Note that I intend to use -N 18 as the CPU has 18 cores, but I wanted to rule out the core first.

epserver.conf (uncommented lines)

num_mem_ch = 6
port = dpdk1
rcvbuf = 65536
sndbuf = 65536
tcp_timeout = 15
tcp_timewait = 0
stat_print = dpdk1

If you want to try yourself:

wrk -c 128 -t 16 -d10s http://10.221.0.5:80/bin-8K

Thanks!

eunyoung14 commented 5 years ago

Hi,

The issues about the congestion window have been fixed by PR #209 (the CCP integration), and it's available in the devel branch. But it's still weird because we normally could saturate 10G links with 8 cores when requesting 8K files even without the help from NIC segmentation offload. Could you try using smaller buffer size like 8192 or 16384 rather than 65536?

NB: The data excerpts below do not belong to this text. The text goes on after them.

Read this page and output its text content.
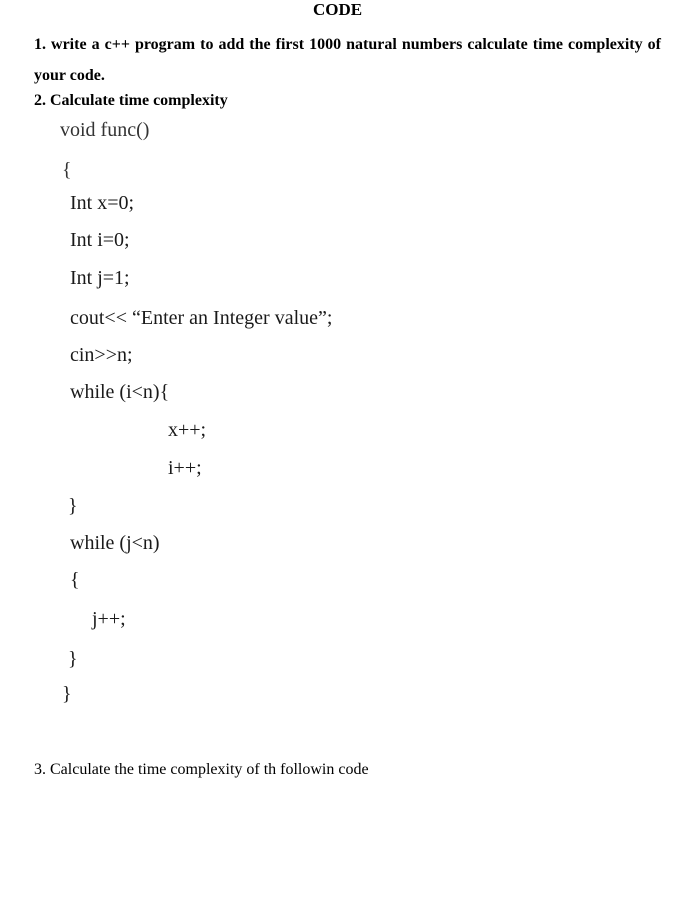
CODE
1. write a c++ program to add the first 1000 natural numbers calculate time complexity of your code.
2. Calculate time complexity
void func()
{
Int x=0;
Int i=0;
Int j=1;
cout<< “Enter an Integer value”;
cin>>n;
while (i<n){
x++;
i++;
}
while (j<n)
{
j++;
}
}
3. Calculate the time complexity of th followin code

tbarbette commented 5 years ago

I'm not sure to understand everything about the CCP integration but I'm on the devel branch (because of the other issue). Should I do something to get my default cwnd to 10 packets? I'll try 16384 (8192 will not fit 8K with headers) and report back. Thanks! Tom

tbarbette commented 5 years ago

The buffer did not change anything (the server has 256G of RAM). For the overall throughput, I had a TC deflay of 5ms left from a previous experiment. But even without it mTCP is still below Linux for a "small" number of concurrent connections because of this congestion window problem, taking more (smaller this time) RTT to complete a transaction.

eunyoung14 commented 5 years ago

Thanks for the update. It looks like it's related to the following part of the code.

https://github.com/mtcp-stack/mtcp/blob/cc7f751656560e6c922595c9e430f26be4252081/mtcp/src/tcp_in.c#L847

How does it work if that part is replaced with (sndvar->mss * TCP_INIT_CWND): sndvar->mss);?

tbarbette commented 5 years ago

Yes, that solves the window problem. And I've got now a much better efficiency than Linux ;)

eunyoung14 commented 5 years ago

Great! I'll make a quick patch for this issue. Thanks!